European countries and the U.S. are increasingly hesitant to open doors to Syrians fleeing the country's civil war, especially in the aftermath of recent terrorist attacks and Brexit. But according to New York Times reporter and CBS News contributor Jodi Kantor, Canada has a "totally different attitude."
For her front-page article, "Refugees Encounter a Foreign Word: Welcome," Kantor spoke to Canadians who help Syrians find homes, schools, jobs, and a way to navigate their new culture. The article has become one of the most e-mailed items on the Times website Friday, the same day it was released.
"Canadians in some ways are placing the opposite bet on Syrian refugees as a lot of the rest of the world," Kantor explained on "CBS This Morning" Friday. "They're not only taking Syrian refugees but they're saying, 'come into our homes, we're ordinary citizens, we have no connection to the Middle East, but we are going to volunteer our time and money and spend a year of our lives getting you settled.'"
The U.S. vowed to take in 10,000 Syrian refugees by the end of September, but to date, has resettled less than half that number. Meanwhile, its North American neighbor has taken in more than 25,000. Some of the disparity can be attributed to the fact that despite being roughly the same size as the U.S., Canada has just one tenth of its population. The country also boasts a strong social welfare system, a government that emphasizes multiculturalism and has not lived through deadly attacks in the likes of 9/11 or Orlando.
Kantor's article dives into the stories of several Canadians who have adopted the Syrian refugees into their own families, as part of an one-year sponsorship, during which they provide financial and practical support, from subsidizing food and rent to helping the refugees learn English and find work.
But the process can be tricky. While on the whole, the relationships Kantor observed turned out well, she also noted that cultural differences and reservations of receiving help from strangers could create tensions.
"The refugees are not used to becoming wanted or welcomed," Kantor said. "And when they find out a bunch of strangers are going to spend a year helping them, their attitude is, 'who are you? I can't believe this. What's your ulterior motive?'"
In addition to watching the two sides work out their relationship, Kantor said she was fascinated by how the Syrian refugees' relationships within their immediate families also evolved over time.
"Part of what's fascinating to me about the reporting is watching these two sides work out their relationship," Kantor said. "These families eventually have to make money but should the Syrian woman work?
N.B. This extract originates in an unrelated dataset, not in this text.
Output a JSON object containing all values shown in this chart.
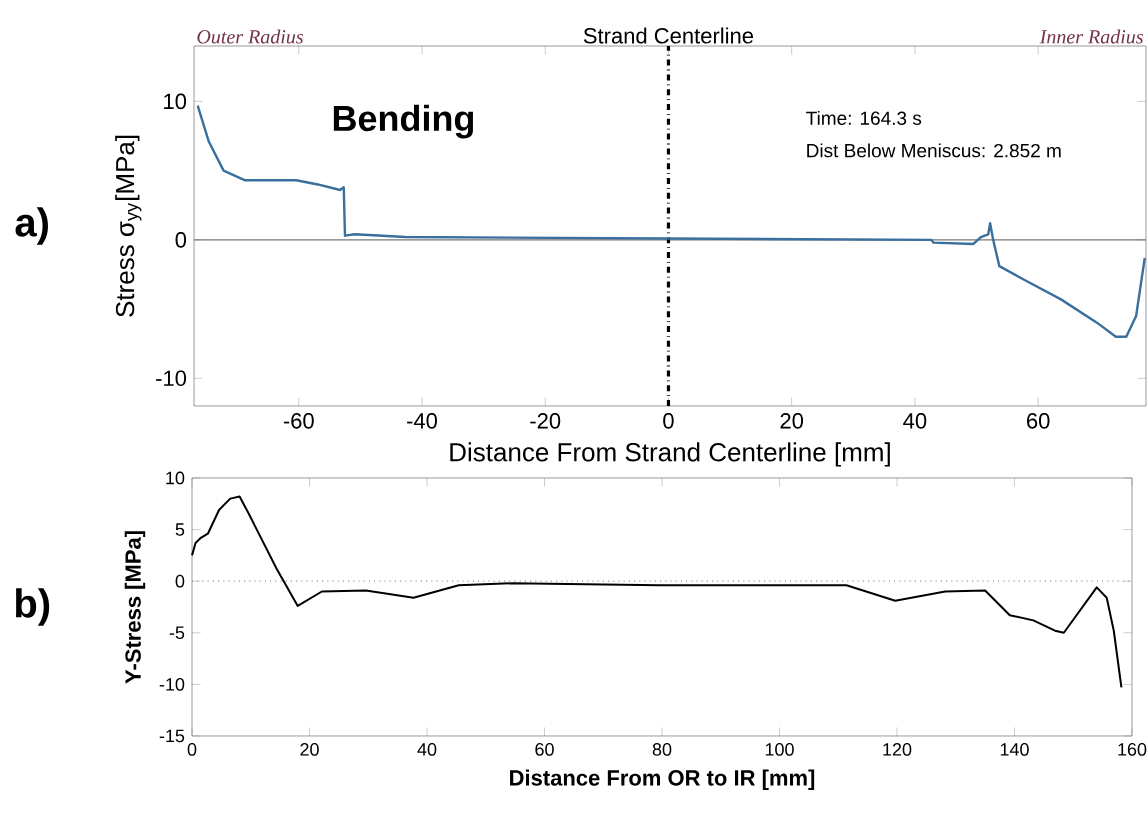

That is not something they would've done back at home. Are their husbands comfortable with them working?"
Still, another larger question to be answered is what happens once the sponsorship is over.
"That is part of the suspense. There are all these emotional bonds between these people... And yet, you say when the year is up, does the financial relationship continue? Do they get more help? And then in 20 or 30 years, what does their relationship look like?" Kantor said. "Also, are these families going to be in Canada? Do they have the skills to function well in Toronto, even after a year?"